The implications hit me like ice water. Every private moment?

Henri hadn’t said a word. I watched him tracking the presentation, his face smooth and unreadable. He finally spoke. “What about financial implications? Insurance liability if this gets out?”

Everyone turned toward him.

“That’s your concern?” Leo asked. “Not who’s behind this, or why?”

“I’m the CFO. Financial implications are literally my job.” Henri’s voice was cool. “We need to consider exposure if clients learn their stays were surveilled.”

“I don’t think that’s our biggest problem,” Orion said dismissively. “Ares, what else?”

Ares clicked through more screens. “The sophistication level suggests this isn’t corporate espionage. It’s comprehensive intelligence gathering. Someone wants to know everything about our…operations.”

Henri’s expression flickered. Just for a second. Something that might have been disgust or calculation before smoothingback to neutral. “And you’ve reviewed all footage?” he asked. “Including private areas?”

“We’re in the process,” Ares said carefully.

My stomach twisted. The private elevator where Orion had held my hand. The hallway where Ares had kissed me against the wall last night. The rooftop with Leo. The jet was private. But what about?—

Henri glanced at Orion. “We’ll need to brief the board. Can you prepare a summary of potential financial and legal exposure?”

“Of course.”

Henri stood. “If there’s nothing else, I have quarterly reports to review.”
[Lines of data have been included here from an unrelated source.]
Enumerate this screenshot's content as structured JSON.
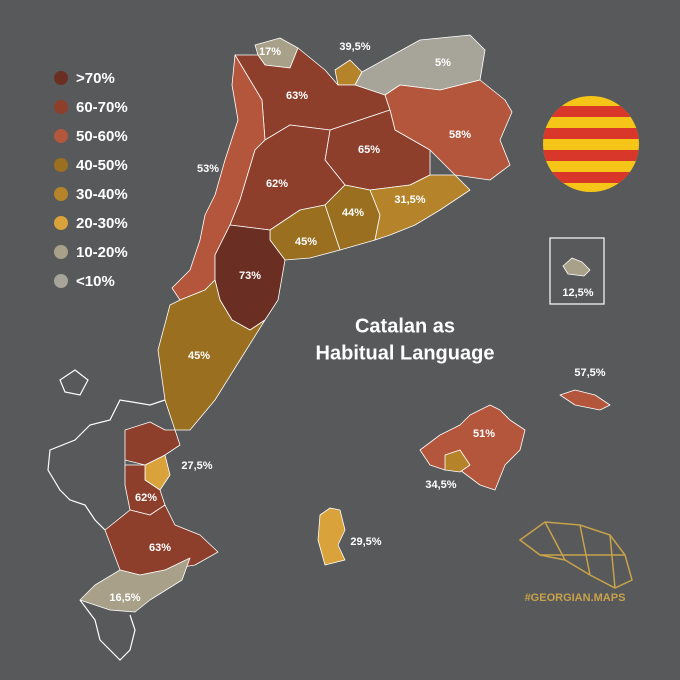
{
  "title": [
    "Catalan as",
    "Habitual Language"
  ],
  "legend": [
    {
      "label": ">70%",
      "color": "#6b2e22"
    },
    {
      "label": "60-70%",
      "color": "#8d3f2c"
    },
    {
      "label": "50-60%",
      "color": "#b4563c"
    },
    {
      "label": "40-50%",
      "color": "#9a6f1f"
    },
    {
      "label": "30-40%",
      "color": "#b5842a"
    },
    {
      "label": "20-30%",
      "color": "#d9a23a"
    },
    {
      "label": "10-20%",
      "color": "#a9a089"
    },
    {
      "label": "<10%",
      "color": "#a7a59a"
    }
  ],
  "regions": [
    {
      "label": "17%",
      "color": "#a9a089"
    },
    {
      "label": "39,5%",
      "color": "#b5842a"
    },
    {
      "label": "5%",
      "color": "#a7a59a"
    },
    {
      "label": "63%",
      "color": "#8d3f2c"
    },
    {
      "label": "58%",
      "color": "#b4563c"
    },
    {
      "label": "65%",
      "color": "#8d3f2c"
    },
    {
      "label": "53%",
      "color": "#b4563c"
    },
    {
      "label": "62%",
      "color": "#8d3f2c"
    },
    {
      "label": "44%",
      "color": "#9a6f1f"
    },
    {
      "label": "31,5%",
      "color": "#b5842a"
    },
    {
      "label": "45%",
      "color": "#9a6f1f"
    },
    {
      "label": "73%",
      "color": "#6b2e22"
    },
    {
      "label": "45%",
      "color": "#9a6f1f"
    },
    {
      "label": "27,5%",
      "color": "#d9a23a"
    },
    {
      "label": "62%",
      "color": "#8d3f2c"
    },
    {
      "label": "63%",
      "color": "#8d3f2c"
    },
    {
      "label": "16,5%",
      "color": "#a9a089"
    },
    {
      "label": "51%",
      "color": "#b4563c"
    },
    {
      "label": "34,5%",
      "color": "#b5842a"
    },
    {
      "label": "57,5%",
      "color": "#b4563c"
    },
    {
      "label": "29,5%",
      "color": "#d9a23a"
    },
    {
      "label": "12,5%",
      "color": "#a9a089"
    }
  ],
  "credit": "#GEORGIAN.MAPS"
}
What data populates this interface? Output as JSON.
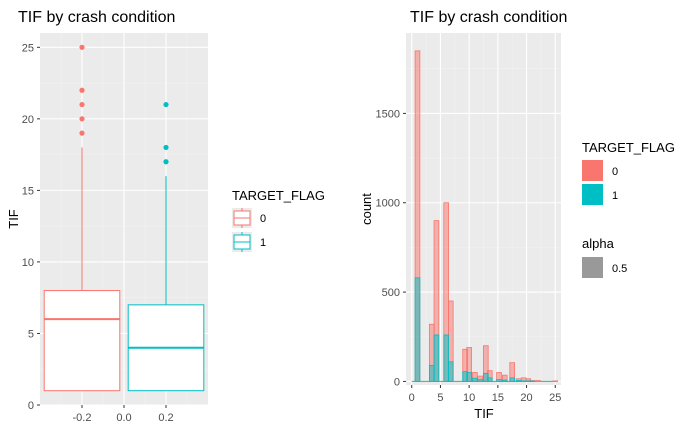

He left without looking at any of us.

The door clicked shut.

Silence stretched for five seconds.

“Did Henri seem weird to anyone else?” Leo asked. “He barely reacted to learning our entire security system is compromised.”

Orion shook his head. “He asked about insurance. Not about who or why or how to stop them.”

Ares pulled up something on his tablet. “Henri’s been making financial decisions lately that don’t align with our strategic goals. Small things. Vendor changes. Budget reallocations. Nothing obvious, but?—”

“But he’s the CFO,” Leo finished. “He has access to everything.”

“Maybe he shouldn’t,” Ares said. “Something is off with him. We don’t need another financial surprise like what happened six months ago.”